The Hardware Store

Chimera-Project
The US Army’s MQ-1C Gray Eagle unmanned aerial vehicle is one platform which could benefit from BAE Systems’ CHIMERA reconfigurable hardware in the future to enhance its EW and SIGINT collection missions.

BAE Systems has received funding from DARPA to advance its CHIMERA machine-learning hardware offering potential benefits to electronic warfare practitioners.

In July the company was awarded a contract worth up to $4.7 million to develop its Controllable Hardware for Integration for Machine-Learning Enabled Real-Time Adaptivity (better known as CHIMERA) for the US Defence Advanced Research Projects Agency (DARPA). CHIMERA takes the form of a reconfigurable hardware platform which can host machine learning algorithms. According to Josh Neidzwiecki, the company’s director of adaptive sensors, this could eventually yield a hardware and software combination which could outfit air, land and sea platforms that need flexible Signals Intelligence (SIGINT) or Electronic Warfare (EW) capabilities.

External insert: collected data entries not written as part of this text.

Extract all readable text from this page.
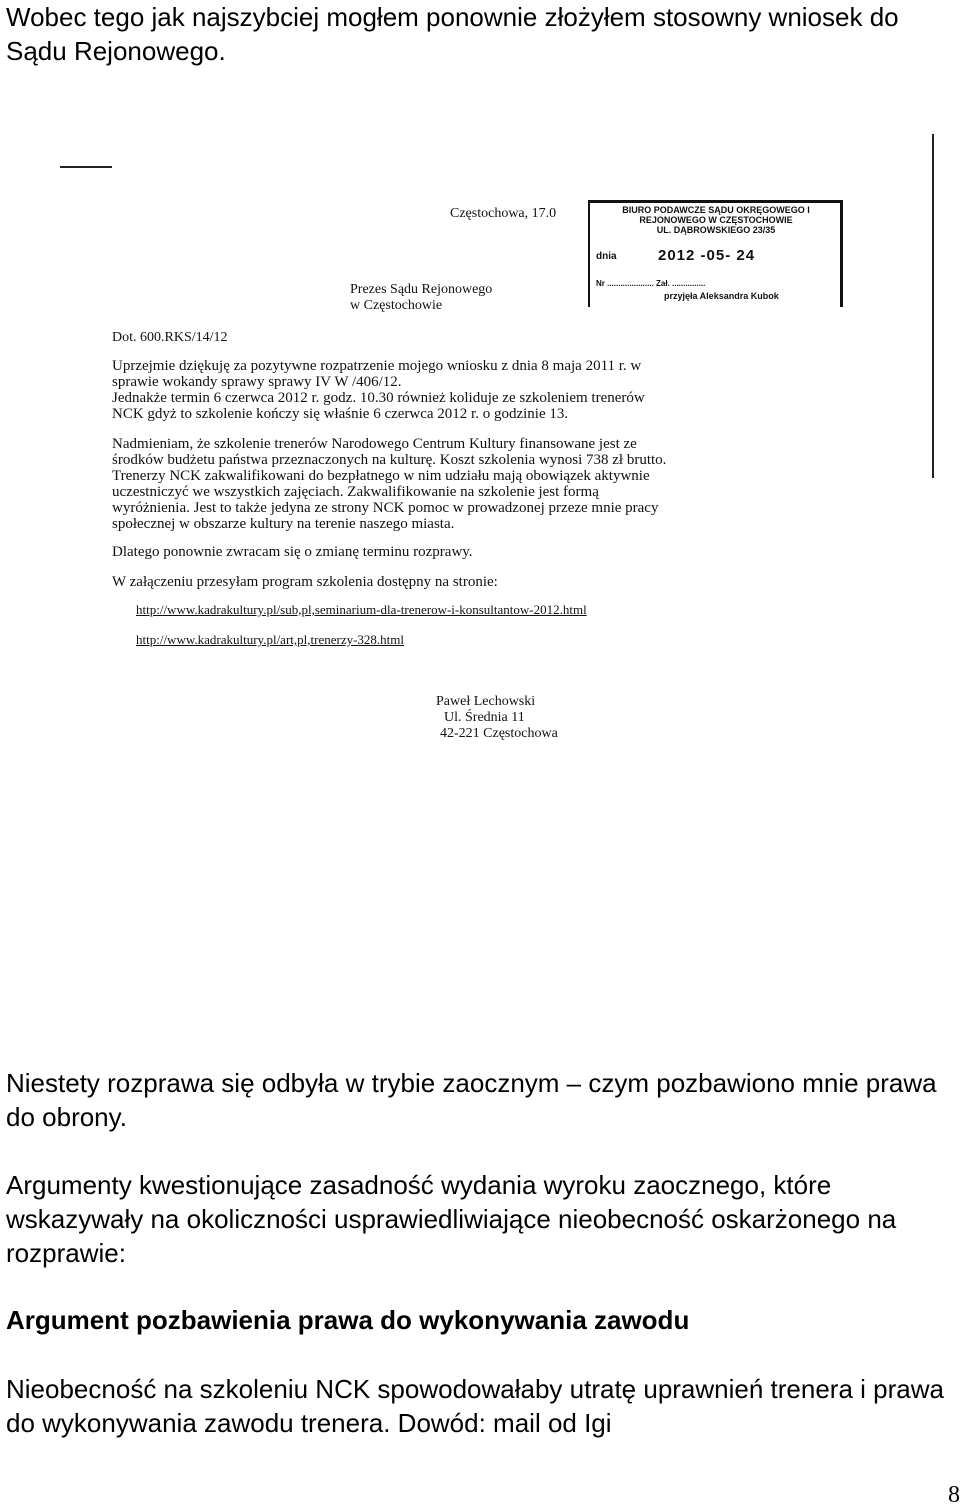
Wobec tego jak najszybciej mogłem ponownie złożyłem stosowny wniosek do Sądu Rejonowego.

Częstochowa, 17.0	BIURO PODAWCZE SĄDU OKRĘGOWEGO I
REJONOWEGO W CZĘSTOCHOWIE
UL. DĄBROWSKIEGO 23/35
dnia	2012 -05- 24
Nr ..................... Zał. ...............
przyjęła Aleksandra Kubok
Prezes Sądu Rejonowego
w Częstochowie
Dot. 600.RKS/14/12
Uprzejmie dziękuję za pozytywne rozpatrzenie mojego wniosku z dnia 8 maja 2011 r. w
sprawie wokandy sprawy sprawy IV W /406/12.
Jednakże termin 6 czerwca 2012 r. godz. 10.30 również koliduje ze szkoleniem trenerów
NCK gdyż to szkolenie kończy się właśnie 6 czerwca 2012 r. o godzinie 13.
Nadmieniam, że szkolenie trenerów Narodowego Centrum Kultury finansowane jest ze
środków budżetu państwa przeznaczonych na kulturę. Koszt szkolenia wynosi 738 zł brutto.
Trenerzy NCK zakwalifikowani do bezpłatnego w nim udziału mają obowiązek aktywnie
uczestniczyć we wszystkich zajęciach. Zakwalifikowanie na szkolenie jest formą
wyróżnienia. Jest to także jedyna ze strony NCK pomoc w prowadzonej przeze mnie pracy
społecznej w obszarze kultury na terenie naszego miasta.
Dlatego ponownie zwracam się o zmianę terminu rozprawy.
W załączeniu przesyłam program szkolenia dostępny na stronie:
http://www.kadrakultury.pl/sub,pl,seminarium-dla-trenerow-i-konsultantow-2012.html
http://www.kadrakultury.pl/art,pl,trenerzy-328.html
Paweł Lechowski
Ul. Średnia 11
42-221 Częstochowa

Niestety rozprawa się odbyła w trybie zaocznym – czym pozbawiono mnie prawa do obrony.

Argumenty kwestionujące zasadność wydania wyroku zaocznego, które wskazywały na okoliczności usprawiedliwiające nieobecność oskarżonego na rozprawie:

Argument pozbawienia prawa do wykonywania zawodu

Nieobecność na szkoleniu NCK spowodowałaby utratę uprawnień trenera i prawa do wykonywania zawodu trenera. Dowód: mail od Igi

8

Mr. Neidzwiecki told Armada Analysis that there is an increasing need for platforms involved in the collection of SIGINT and the prosecution of EW to have flexible subsystems which can be easily adapted to their electromagnetic environment. He cited the growing proliferation of software defined devices such as radars and tactical radios which employ complex, adaptable waveforms as a means of reducing their chances of interception: “More and more emitters are software defined. This means that they can change from minute-to-minute, even second to second.”

Mr. Neidzwiecki added that until now SIGINT collection devices were “fairly fixed in terms of their applications and functions.” This means re-configurability is now at a premium: “Maybe I want to do a SIGINT mission one hour. The next hour I want to do an EW mission, and following this, I want to do wireless communications. The CHIMERA hardware can be configured thus using the algorithms it will host.”

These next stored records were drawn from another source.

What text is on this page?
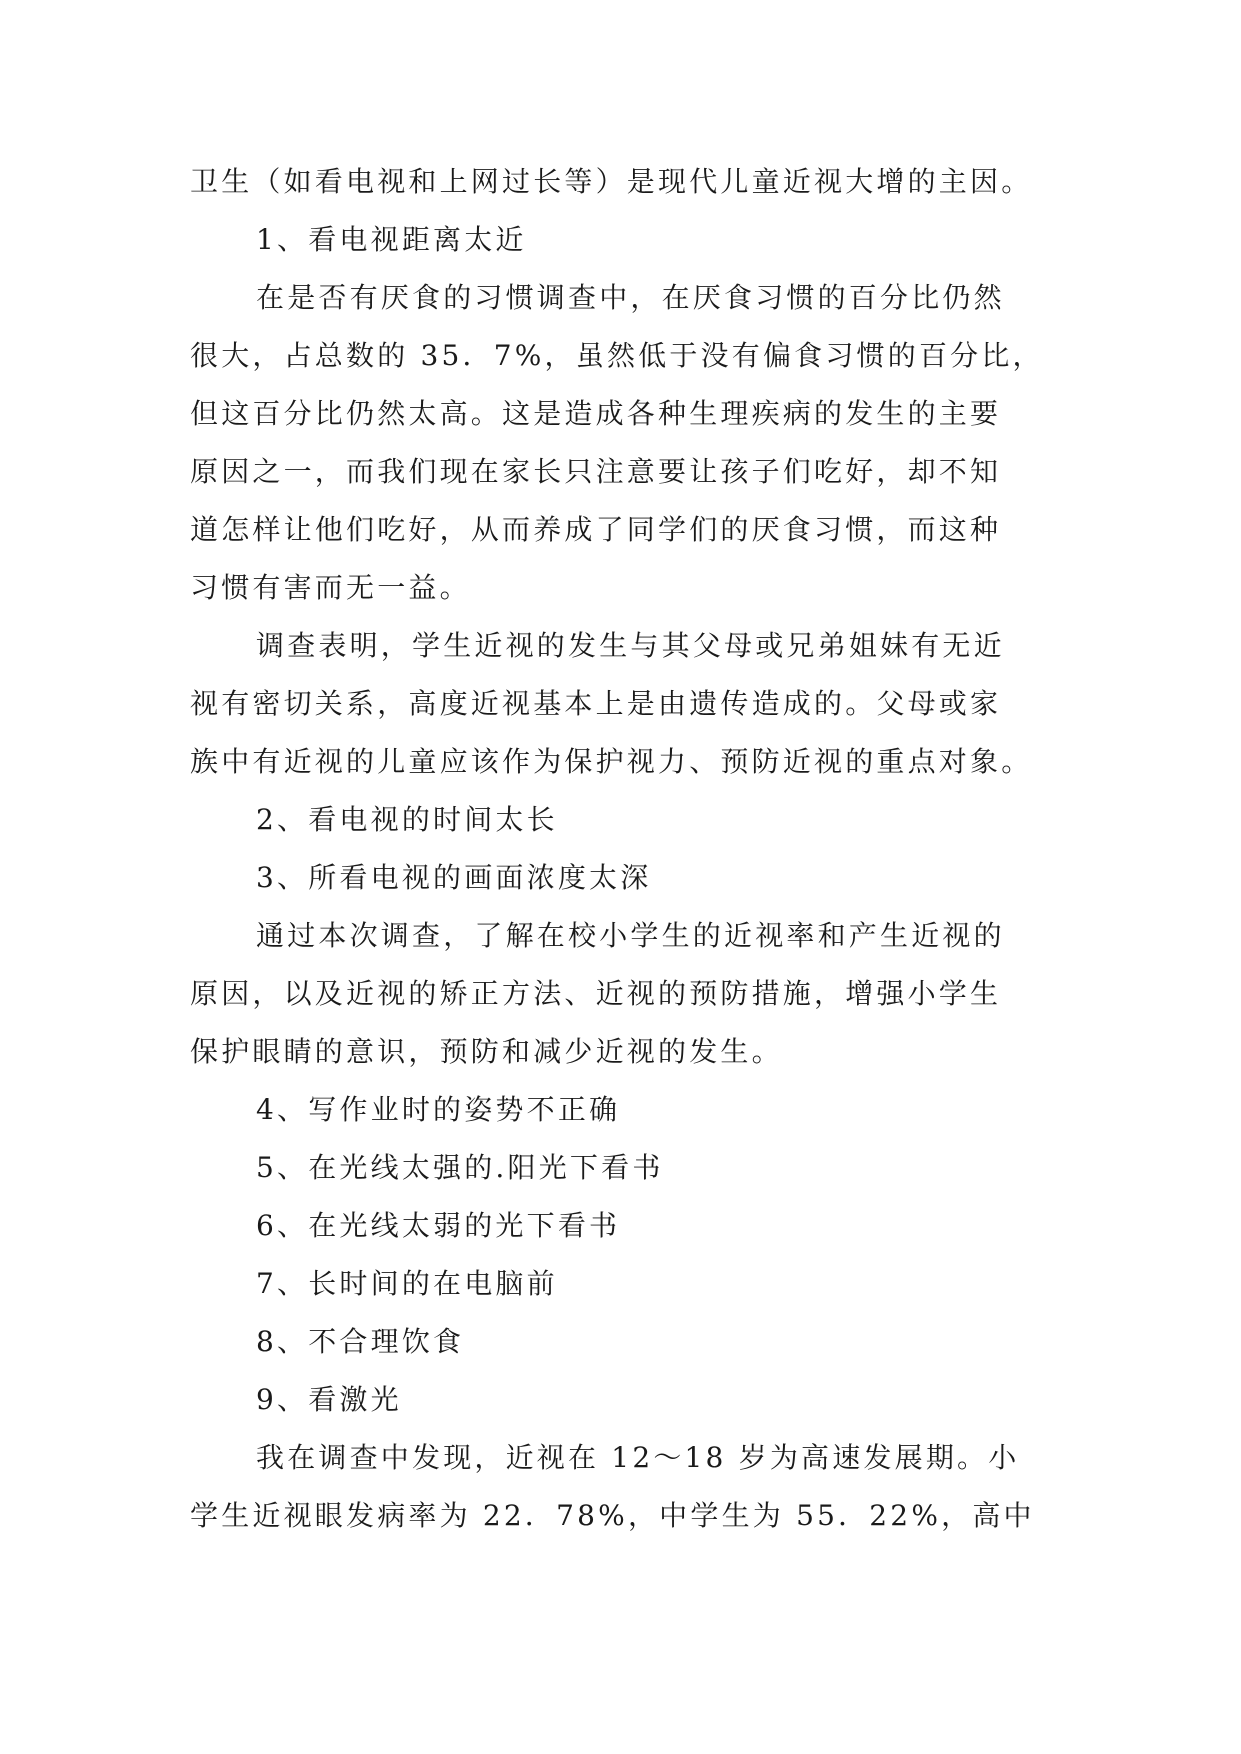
卫生（如看电视和上网过长等）是现代儿童近视大增的主因。
1、看电视距离太近
在是否有厌食的习惯调查中，在厌食习惯的百分比仍然
很大，占总数的 35．7%，虽然低于没有偏食习惯的百分比，
但这百分比仍然太高。这是造成各种生理疾病的发生的主要
原因之一，而我们现在家长只注意要让孩子们吃好，却不知
道怎样让他们吃好，从而养成了同学们的厌食习惯，而这种
习惯有害而无一益。
调查表明，学生近视的发生与其父母或兄弟姐妹有无近
视有密切关系，高度近视基本上是由遗传造成的。父母或家
族中有近视的儿童应该作为保护视力、预防近视的重点对象。
2、看电视的时间太长
3、所看电视的画面浓度太深
通过本次调查，了解在校小学生的近视率和产生近视的
原因，以及近视的矫正方法、近视的预防措施，增强小学生
保护眼睛的意识，预防和减少近视的发生。
4、写作业时的姿势不正确
5、在光线太强的.阳光下看书
6、在光线太弱的光下看书
7、长时间的在电脑前
8、不合理饮食
9、看激光
我在调查中发现，近视在 12～18 岁为高速发展期。小
学生近视眼发病率为 22．78%，中学生为 55．22%，高中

Spectrum congestion is another motivating factor for interest in reconfigurable hardware: “There are two big drivers: You have more subsystems and platforms using the electromagnetic spectrum, and that spectrum is becoming more congested with more signals.”

This is illustrated by the fact that every soldier and platform has their own radio, not to mention the proliferation of tactical datalinks and radars on and off the battlefield. This is mirrored in the civilian realm. Figures published in January by the World Advertising Research Centre predicted that 72.6 percent of global internet users, equivalent to 3.6 billion people, will access the internet solely via their cellular devices by 2025. For the SIGINT practitioner this will translate into an ever-increasing demand for bandwidth, and hence an increasingly congested electromagnetic spectrum in which signals of interest can hide.

BAE Systems’ efforts will see the company developing the hardware which can host SIGINT and EW algorithms realised by third party software developers as well as the firm’s own SIGINT/EW software produced by its research and development organisations.

Work on CHIMERA began in 2017. Hardware units have been delivered to other software developers involved in the programme for the porting of the algorithms as discussed above. The hardware will then be tested by DARPA. The goal is to advance the hardware to the US Department of Defence’s Technology Readiness Level Six. This will mean that a representative model or prototype system has been demonstrated in a relevant environment. Mr. Neidzwiecki says that once this is done, BAE Systems expects to invest its own research and development resources to take CHIMERA to the field.